EU officials have warned Armenia that its decision to join a Russia-led trade union may thwart its chances to sign a key political and economic agreement with the bloc.

Foreign Minister Linas Linkevicius of Lithuania, the current EU president, said the EU respects Yerevan’s decision to join the Customs Union of Russia, Belarus, and Kazakhstan, but said Armenia “cannot enter both organizations at the same time.”

Swedish Foreign Minister Carl Bildt, on his Twitter account, spoke of a “U-turn” and also said, “Now President [Serzh Sarkisian] prefers Kremlin to Brussels.”

Sarkisian announced his intention to join the Customs Union after talks with Russian President Vladimir Putin in Moscow on September 3. He said Armenia is also ready to take part in the establishment of the Eurasian economic union but said the moves do not constitute a “refusal to continue our dialogue with European structures.”

Sarkisian made no mention of the planned Association Agreement with the EU.

‘Not Compatible’

EU officials have repeatedly made clear that the Association Agreement, which includes a free-trade agreement with the EU, is “not compatible” with possible Armenian membership in the Customs Union.

Armenia had been poised to initiate an Association Agreement with the EU at a November summit in Vilnius.

Russia, Belarus, and Kazakhstan founded the Customs Union in 2010 as a counterweight to the EU’s economic sphere.

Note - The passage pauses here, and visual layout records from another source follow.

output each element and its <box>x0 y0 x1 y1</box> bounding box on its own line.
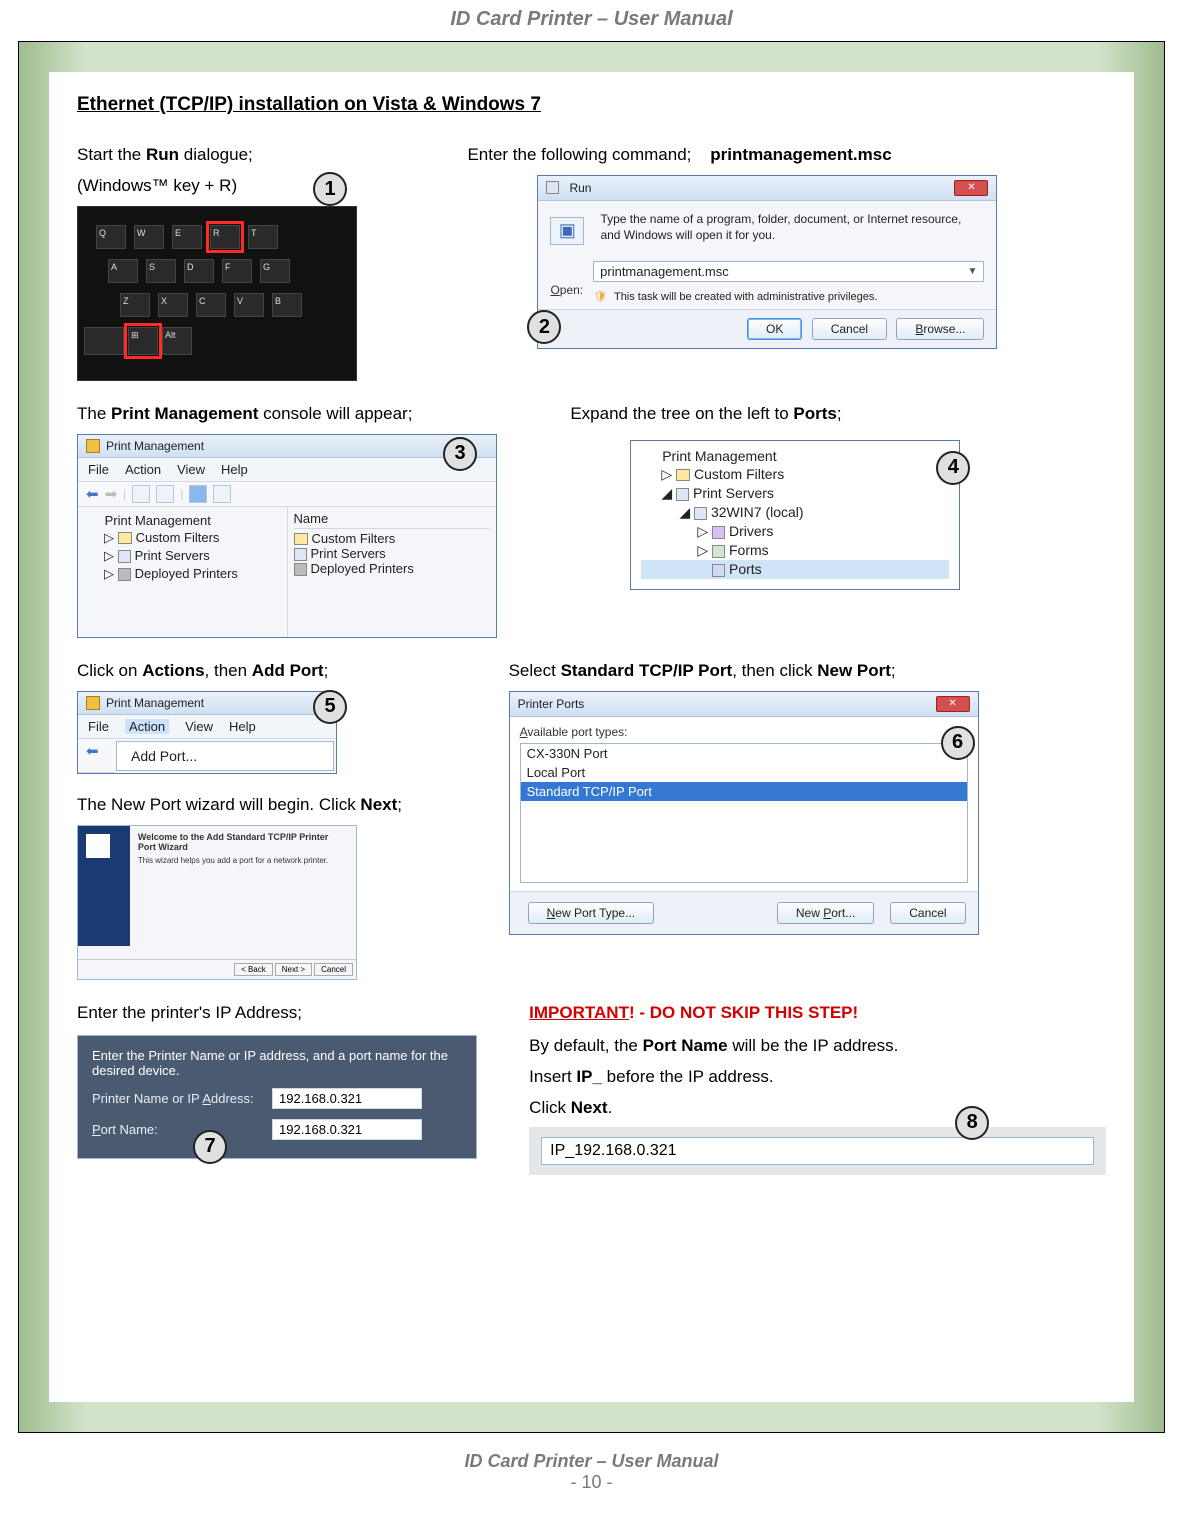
ports-tree[interactable]: Print Management ▷ Custom Filters ◢ Prin… <box>641 447 949 579</box>
section-title: Ethernet (TCP/IP) installation on Vista … <box>77 94 1106 116</box>
print-management-window: Print Management FileActionViewHelp ⬅ ➡ … <box>77 434 497 638</box>
run-title: Run <box>569 181 591 195</box>
step8-badge: 8 <box>955 1106 989 1140</box>
back-icon[interactable]: ⬅ <box>86 485 99 503</box>
step5-badge: 5 <box>313 690 347 724</box>
port-name-label: Port Name: <box>92 1122 262 1137</box>
back-icon[interactable]: ⬅ <box>86 742 99 760</box>
step7-addr-intro: Enter the printer's IP Address; <box>77 1002 509 1025</box>
ip-address-wizard: Enter the Printer Name or IP address, an… <box>77 1035 477 1159</box>
step5-text: Click on Actions, then Add Port; <box>77 660 489 683</box>
step8-line3: Click Next. <box>529 1097 1106 1120</box>
browse-button[interactable]: Browse... <box>896 318 984 340</box>
nav-tree[interactable]: Print Management ▷ Custom Filters ▷ Prin… <box>84 511 281 583</box>
step8-line1: By default, the Port Name will be the IP… <box>529 1035 1106 1058</box>
step4-badge: 4 <box>936 451 970 485</box>
action-menu-window: Print Management FileActionViewHelp ⬅ Ad… <box>77 691 337 774</box>
step6-badge: 6 <box>941 726 975 760</box>
ports-tree-window: Print Management ▷ Custom Filters ◢ Prin… <box>630 440 960 590</box>
step8-line2: Insert IP_ before the IP address. <box>529 1066 1106 1089</box>
step1-text: Start the Run dialogue; <box>77 144 447 167</box>
win-key-highlight <box>124 323 162 359</box>
port-types-list[interactable]: CX-330N Port Local Port Standard TCP/IP … <box>520 743 968 883</box>
port-name-result: IP_192.168.0.321 <box>529 1127 1106 1175</box>
printer-name-label: Printer Name or IP Address: <box>92 1091 262 1106</box>
cancel-button[interactable]: Cancel <box>812 318 887 340</box>
port-name-input[interactable] <box>272 1119 422 1140</box>
page-frame: Ethernet (TCP/IP) installation on Vista … <box>18 41 1165 1433</box>
important-warning: IMPORTANT! - DO NOT SKIP THIS STEP! <box>529 1002 1106 1025</box>
toolbar-icon[interactable] <box>132 485 150 503</box>
ok-button[interactable]: OK <box>747 318 802 340</box>
shield-icon: 🛡 <box>593 291 607 303</box>
close-icon[interactable]: ✕ <box>936 696 970 712</box>
print-management-title: Print Management <box>106 439 204 453</box>
wizard-title: Welcome to the Add Standard TCP/IP Print… <box>138 832 328 852</box>
printer-name-input[interactable] <box>272 1088 422 1109</box>
step7-intro: The New Port wizard will begin. Click Ne… <box>77 794 489 817</box>
keyboard-image: Q W E R T A S D F G Z X C V B ⊞ <box>77 206 357 381</box>
menu-bar[interactable]: FileActionViewHelp <box>78 715 336 739</box>
run-app-icon: ▣ <box>550 217 584 245</box>
step3-badge: 3 <box>443 437 477 471</box>
printer-ports-dialog: Printer Ports ✕ Available port types: CX-… <box>509 691 979 935</box>
forward-icon: ➡ <box>105 485 118 503</box>
column-header: Name <box>294 511 491 529</box>
page-header: ID Card Printer – User Manual <box>0 0 1183 41</box>
step4-text: Expand the tree on the left to Ports; <box>570 403 1106 426</box>
new-port-wizard: Welcome to the Add Standard TCP/IP Print… <box>77 825 357 980</box>
open-label: Open: <box>550 261 583 303</box>
printmgmt-icon <box>86 439 100 453</box>
close-icon[interactable]: ✕ <box>954 180 988 196</box>
privilege-text: This task will be created with administr… <box>614 291 878 303</box>
available-ports-label: Available port types: <box>520 725 968 739</box>
menu-bar[interactable]: FileActionViewHelp <box>78 458 496 482</box>
printmgmt-icon <box>86 696 100 710</box>
open-input[interactable]: printmanagement.msc <box>600 264 729 279</box>
run-dialog: Run ✕ ▣ Type the name of a program, fold… <box>537 175 997 349</box>
add-port-menuitem[interactable]: Add Port... <box>116 741 334 771</box>
run-icon <box>546 181 559 194</box>
next-button[interactable]: Next > <box>275 963 312 976</box>
step6-text: Select Standard TCP/IP Port, then click … <box>509 660 1106 683</box>
step1-subtext: (Windows™ key + R) <box>77 175 447 198</box>
new-port-button[interactable]: New Port... <box>777 902 874 924</box>
cancel-button[interactable]: Cancel <box>890 902 965 924</box>
chevron-down-icon[interactable]: ▼ <box>968 266 978 277</box>
page-number: - 10 - <box>0 1472 1183 1493</box>
step3-text: The Print Management console will appear… <box>77 403 550 426</box>
run-hint: Type the name of a program, folder, docu… <box>600 211 984 243</box>
port-name-value[interactable]: IP_192.168.0.321 <box>541 1137 1094 1165</box>
step2-text: Enter the following command; printmanage… <box>467 144 1106 167</box>
addr-header: Enter the Printer Name or IP address, an… <box>92 1048 462 1078</box>
step7-badge: 7 <box>193 1130 227 1164</box>
new-port-type-button[interactable]: New Port Type... <box>528 902 655 924</box>
page-footer: ID Card Printer – User Manual - 10 - <box>0 1433 1183 1507</box>
step1-badge: 1 <box>313 172 347 206</box>
content-area: Ethernet (TCP/IP) installation on Vista … <box>49 72 1134 1402</box>
help-icon[interactable] <box>189 485 207 503</box>
printer-ports-title: Printer Ports <box>518 697 585 711</box>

They launched the so-called Common Economic Space last year and said the goal was to set up by 2015 a Eurasian economic union modeled after the EU. Moscow has been pushing several former Soviet republics to join the process.

In a statement on September 3, Linkevicius and seven other ministers from Nordic and Baltic countries warned against Russian pressure on post-Soviet states.

They said that “any economic threat or political pressure directed against [the European Union’s] Eastern partners because of their European aspirations and engagement with the EU is unacceptable.”